Tom Watson’s call for the head of Nick Clegg, in the face of sophisticated micro-targeting operations that suggested operations were better placed elsewhere, is emblematic of a Labour party that sometime struggles to see the woods for the trees. The symbolism trumped the politics; centre-left voters that had flirted with Clegg now needed to return home. Jonathan Ashworth, another key figure at the heart of the party in all senses, has been keen to remind people that the Lib Dems have no role in any leftwing alliance.
Similarly, senior Green activists were non-too-surprised that Labour missed the open goal of regaining Brighton Kemptown in May. The 690 votes they needed were far more likely to be won if they’d focused their coachloads of volunteers there, rather than directing swathes to Lucas’ Pavilion seat.

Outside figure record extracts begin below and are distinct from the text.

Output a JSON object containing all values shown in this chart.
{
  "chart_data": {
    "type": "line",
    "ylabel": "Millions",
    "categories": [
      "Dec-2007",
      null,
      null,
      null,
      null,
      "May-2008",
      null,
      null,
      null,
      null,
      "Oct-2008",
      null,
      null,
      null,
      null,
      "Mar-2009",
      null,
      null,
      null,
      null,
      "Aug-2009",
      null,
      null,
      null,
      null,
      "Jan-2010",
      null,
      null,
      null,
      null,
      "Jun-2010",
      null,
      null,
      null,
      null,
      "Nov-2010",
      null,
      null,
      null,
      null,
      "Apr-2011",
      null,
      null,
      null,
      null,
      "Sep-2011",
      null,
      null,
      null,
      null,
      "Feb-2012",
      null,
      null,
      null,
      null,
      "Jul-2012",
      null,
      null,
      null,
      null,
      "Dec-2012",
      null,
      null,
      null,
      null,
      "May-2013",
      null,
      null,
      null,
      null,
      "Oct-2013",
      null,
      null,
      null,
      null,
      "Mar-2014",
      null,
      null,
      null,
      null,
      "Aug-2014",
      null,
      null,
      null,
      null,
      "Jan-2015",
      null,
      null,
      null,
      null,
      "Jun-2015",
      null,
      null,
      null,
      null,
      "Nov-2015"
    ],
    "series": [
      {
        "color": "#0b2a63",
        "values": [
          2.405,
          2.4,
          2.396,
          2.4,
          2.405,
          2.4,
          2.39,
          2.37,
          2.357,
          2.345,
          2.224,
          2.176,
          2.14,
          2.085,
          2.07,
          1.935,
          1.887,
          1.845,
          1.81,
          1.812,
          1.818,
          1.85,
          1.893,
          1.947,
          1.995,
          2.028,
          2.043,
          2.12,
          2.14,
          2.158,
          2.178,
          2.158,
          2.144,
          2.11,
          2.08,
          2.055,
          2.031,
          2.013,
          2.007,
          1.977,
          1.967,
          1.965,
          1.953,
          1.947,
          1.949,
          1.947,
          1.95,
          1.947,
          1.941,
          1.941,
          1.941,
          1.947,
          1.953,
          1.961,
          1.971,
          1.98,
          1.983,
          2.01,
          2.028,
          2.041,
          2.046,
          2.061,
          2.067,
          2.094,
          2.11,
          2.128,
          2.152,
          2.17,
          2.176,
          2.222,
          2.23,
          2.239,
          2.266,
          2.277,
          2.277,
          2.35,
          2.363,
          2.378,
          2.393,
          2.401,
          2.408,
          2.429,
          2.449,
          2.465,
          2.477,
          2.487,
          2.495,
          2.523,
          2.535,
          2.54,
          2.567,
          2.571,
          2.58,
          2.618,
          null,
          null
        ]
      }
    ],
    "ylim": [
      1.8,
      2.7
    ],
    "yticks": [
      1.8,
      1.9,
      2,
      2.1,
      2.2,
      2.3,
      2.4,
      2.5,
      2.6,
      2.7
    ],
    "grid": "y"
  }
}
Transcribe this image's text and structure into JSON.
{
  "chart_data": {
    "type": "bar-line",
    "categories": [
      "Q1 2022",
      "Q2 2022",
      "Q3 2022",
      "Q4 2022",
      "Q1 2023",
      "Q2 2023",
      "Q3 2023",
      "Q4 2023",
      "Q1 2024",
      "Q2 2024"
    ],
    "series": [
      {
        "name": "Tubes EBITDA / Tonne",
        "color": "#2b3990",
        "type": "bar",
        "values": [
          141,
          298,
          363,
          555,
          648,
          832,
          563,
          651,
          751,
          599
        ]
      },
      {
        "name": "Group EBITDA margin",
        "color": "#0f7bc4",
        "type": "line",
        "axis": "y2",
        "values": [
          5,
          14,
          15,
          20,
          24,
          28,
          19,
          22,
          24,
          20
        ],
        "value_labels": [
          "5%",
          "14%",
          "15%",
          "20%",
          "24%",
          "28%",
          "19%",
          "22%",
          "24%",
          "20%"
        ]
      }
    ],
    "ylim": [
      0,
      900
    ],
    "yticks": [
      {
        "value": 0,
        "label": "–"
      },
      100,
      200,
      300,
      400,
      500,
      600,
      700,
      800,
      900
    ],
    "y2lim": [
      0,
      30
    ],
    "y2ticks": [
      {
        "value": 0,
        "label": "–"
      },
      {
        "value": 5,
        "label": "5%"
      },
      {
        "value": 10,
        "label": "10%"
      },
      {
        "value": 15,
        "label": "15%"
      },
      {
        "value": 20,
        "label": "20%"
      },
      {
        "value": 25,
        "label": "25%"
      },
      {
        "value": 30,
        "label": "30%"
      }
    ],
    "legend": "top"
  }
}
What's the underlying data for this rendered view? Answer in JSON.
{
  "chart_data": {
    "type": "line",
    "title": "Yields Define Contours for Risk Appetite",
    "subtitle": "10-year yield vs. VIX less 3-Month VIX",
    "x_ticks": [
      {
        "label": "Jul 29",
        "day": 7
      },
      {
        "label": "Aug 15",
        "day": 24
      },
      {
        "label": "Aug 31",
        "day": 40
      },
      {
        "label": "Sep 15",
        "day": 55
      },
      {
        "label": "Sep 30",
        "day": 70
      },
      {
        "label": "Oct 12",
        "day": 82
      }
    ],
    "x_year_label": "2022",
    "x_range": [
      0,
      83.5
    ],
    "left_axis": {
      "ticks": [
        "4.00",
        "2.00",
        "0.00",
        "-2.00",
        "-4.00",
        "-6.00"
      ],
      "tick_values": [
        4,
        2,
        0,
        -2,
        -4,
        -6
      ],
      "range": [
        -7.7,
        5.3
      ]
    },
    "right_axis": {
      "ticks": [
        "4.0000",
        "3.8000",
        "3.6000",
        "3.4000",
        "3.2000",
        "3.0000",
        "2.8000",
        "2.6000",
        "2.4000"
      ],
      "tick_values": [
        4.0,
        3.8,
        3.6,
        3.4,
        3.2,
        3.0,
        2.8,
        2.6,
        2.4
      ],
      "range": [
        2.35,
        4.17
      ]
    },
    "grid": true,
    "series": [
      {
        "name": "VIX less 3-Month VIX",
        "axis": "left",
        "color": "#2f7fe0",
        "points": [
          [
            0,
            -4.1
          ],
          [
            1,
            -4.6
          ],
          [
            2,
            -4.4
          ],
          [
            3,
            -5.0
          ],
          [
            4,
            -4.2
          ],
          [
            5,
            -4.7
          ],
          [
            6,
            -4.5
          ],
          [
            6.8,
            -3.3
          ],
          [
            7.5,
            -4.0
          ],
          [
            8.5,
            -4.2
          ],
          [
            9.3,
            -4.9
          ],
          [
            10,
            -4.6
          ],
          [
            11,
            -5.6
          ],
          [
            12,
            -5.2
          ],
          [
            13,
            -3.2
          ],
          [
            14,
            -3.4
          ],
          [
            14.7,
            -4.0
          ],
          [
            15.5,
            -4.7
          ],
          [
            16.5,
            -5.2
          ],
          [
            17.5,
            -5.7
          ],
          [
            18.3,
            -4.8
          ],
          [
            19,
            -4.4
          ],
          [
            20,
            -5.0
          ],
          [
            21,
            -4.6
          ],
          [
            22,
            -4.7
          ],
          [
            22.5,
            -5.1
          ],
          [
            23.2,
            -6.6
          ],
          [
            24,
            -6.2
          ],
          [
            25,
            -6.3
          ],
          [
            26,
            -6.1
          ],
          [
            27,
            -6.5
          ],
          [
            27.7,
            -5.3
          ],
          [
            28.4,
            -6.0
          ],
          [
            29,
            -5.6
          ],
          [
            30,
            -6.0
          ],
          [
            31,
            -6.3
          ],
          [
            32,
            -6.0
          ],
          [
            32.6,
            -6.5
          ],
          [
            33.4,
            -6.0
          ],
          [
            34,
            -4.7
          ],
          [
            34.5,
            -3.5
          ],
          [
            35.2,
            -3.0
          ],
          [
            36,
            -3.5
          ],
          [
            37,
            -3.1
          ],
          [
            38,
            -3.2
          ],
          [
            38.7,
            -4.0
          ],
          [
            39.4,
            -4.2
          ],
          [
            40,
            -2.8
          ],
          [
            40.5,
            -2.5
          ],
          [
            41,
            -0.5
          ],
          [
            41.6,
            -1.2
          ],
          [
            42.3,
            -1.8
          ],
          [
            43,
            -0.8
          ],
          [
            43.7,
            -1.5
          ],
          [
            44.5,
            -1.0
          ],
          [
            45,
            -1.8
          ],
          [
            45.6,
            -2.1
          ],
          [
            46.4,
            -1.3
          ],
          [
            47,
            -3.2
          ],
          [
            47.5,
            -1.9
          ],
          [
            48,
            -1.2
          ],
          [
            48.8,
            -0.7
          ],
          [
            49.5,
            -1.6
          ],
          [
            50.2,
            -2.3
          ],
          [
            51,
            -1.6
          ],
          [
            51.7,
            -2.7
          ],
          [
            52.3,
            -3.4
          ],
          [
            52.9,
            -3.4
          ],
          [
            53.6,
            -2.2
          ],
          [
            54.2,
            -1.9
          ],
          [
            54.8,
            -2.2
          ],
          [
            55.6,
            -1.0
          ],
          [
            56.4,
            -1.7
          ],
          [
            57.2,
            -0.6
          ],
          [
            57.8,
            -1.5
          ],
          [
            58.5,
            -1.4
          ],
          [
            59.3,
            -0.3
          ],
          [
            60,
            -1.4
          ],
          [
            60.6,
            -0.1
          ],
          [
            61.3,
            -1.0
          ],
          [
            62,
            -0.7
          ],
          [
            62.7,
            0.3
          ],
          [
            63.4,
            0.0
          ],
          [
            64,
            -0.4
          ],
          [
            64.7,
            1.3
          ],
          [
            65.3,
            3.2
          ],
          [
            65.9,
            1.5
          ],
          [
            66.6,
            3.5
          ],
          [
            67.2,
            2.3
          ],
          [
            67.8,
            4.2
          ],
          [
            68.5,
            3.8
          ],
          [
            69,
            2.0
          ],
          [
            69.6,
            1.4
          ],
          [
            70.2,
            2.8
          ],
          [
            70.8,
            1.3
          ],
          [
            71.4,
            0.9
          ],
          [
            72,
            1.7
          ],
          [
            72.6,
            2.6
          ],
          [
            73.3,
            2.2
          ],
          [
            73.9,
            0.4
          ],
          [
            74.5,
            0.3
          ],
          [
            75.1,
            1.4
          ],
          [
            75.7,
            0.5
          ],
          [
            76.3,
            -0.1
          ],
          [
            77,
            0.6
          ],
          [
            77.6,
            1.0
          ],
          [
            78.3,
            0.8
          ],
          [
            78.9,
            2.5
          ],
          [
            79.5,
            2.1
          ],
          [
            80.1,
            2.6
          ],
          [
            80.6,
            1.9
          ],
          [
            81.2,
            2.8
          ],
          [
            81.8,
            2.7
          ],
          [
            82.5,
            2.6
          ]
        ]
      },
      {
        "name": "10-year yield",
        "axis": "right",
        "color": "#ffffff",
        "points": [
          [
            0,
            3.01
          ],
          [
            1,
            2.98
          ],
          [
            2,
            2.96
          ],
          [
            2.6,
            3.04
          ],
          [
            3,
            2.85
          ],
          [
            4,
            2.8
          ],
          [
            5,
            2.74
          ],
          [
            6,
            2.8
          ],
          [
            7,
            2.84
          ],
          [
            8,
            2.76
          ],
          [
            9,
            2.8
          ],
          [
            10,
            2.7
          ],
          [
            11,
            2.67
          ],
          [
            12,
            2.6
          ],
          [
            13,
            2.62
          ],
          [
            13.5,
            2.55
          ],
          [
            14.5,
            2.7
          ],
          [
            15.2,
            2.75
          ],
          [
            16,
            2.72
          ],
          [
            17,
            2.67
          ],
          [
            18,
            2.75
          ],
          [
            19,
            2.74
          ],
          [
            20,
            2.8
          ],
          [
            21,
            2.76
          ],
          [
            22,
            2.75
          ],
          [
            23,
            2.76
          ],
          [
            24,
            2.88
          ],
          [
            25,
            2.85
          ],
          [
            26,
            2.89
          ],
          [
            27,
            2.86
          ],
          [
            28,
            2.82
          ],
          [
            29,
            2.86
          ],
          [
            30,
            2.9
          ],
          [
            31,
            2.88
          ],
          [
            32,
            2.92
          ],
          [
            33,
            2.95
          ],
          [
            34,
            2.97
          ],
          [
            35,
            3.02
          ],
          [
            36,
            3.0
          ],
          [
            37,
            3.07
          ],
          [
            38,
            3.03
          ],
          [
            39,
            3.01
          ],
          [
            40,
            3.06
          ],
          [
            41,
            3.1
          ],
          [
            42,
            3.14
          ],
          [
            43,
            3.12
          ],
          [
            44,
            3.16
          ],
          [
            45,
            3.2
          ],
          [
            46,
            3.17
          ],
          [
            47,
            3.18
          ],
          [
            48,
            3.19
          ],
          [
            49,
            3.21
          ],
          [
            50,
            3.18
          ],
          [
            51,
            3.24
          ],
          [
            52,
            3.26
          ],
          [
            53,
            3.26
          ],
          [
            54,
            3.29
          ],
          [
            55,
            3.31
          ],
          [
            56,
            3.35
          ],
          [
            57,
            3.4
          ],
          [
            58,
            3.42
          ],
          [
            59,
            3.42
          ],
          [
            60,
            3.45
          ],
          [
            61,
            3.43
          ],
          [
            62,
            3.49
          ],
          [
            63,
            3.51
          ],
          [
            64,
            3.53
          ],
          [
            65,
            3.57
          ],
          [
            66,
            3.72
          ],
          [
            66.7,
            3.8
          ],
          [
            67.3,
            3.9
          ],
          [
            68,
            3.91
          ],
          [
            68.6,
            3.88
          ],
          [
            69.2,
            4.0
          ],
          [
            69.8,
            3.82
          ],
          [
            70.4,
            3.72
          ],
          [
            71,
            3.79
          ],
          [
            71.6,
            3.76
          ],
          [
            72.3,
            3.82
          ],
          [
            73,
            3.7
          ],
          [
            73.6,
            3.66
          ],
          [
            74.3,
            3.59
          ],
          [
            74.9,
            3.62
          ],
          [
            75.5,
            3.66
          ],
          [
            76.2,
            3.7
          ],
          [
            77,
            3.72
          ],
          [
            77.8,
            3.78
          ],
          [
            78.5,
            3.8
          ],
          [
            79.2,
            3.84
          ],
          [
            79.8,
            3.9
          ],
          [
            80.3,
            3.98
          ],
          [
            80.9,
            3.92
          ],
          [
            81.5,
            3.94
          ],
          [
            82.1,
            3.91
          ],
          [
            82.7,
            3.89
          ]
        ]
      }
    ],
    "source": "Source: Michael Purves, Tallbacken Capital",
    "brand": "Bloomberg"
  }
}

Thirdly, this unprecedented political summer has meant the political tides are as hard to read as ever. And if Corbyn fails, it will be the soft right faction that picks up the pieces. While the benefits for the Green party right now are clear, the potentially ephemeral nature of Corbyn’s leadership means any strategic reading of party competition is still compromised. The danger of being gobbled up by larger competitors has always haunted smaller parties, and it is unclear if the gains currently outweigh the risk.
Better, perhaps, for the bitter acrimony of the Labour family to erupt, then to pick up the scraps. Because, while the promise of electoral gratification without the strings attachment is hard to resist, “eventually, one of you will become too attached or get hurt”.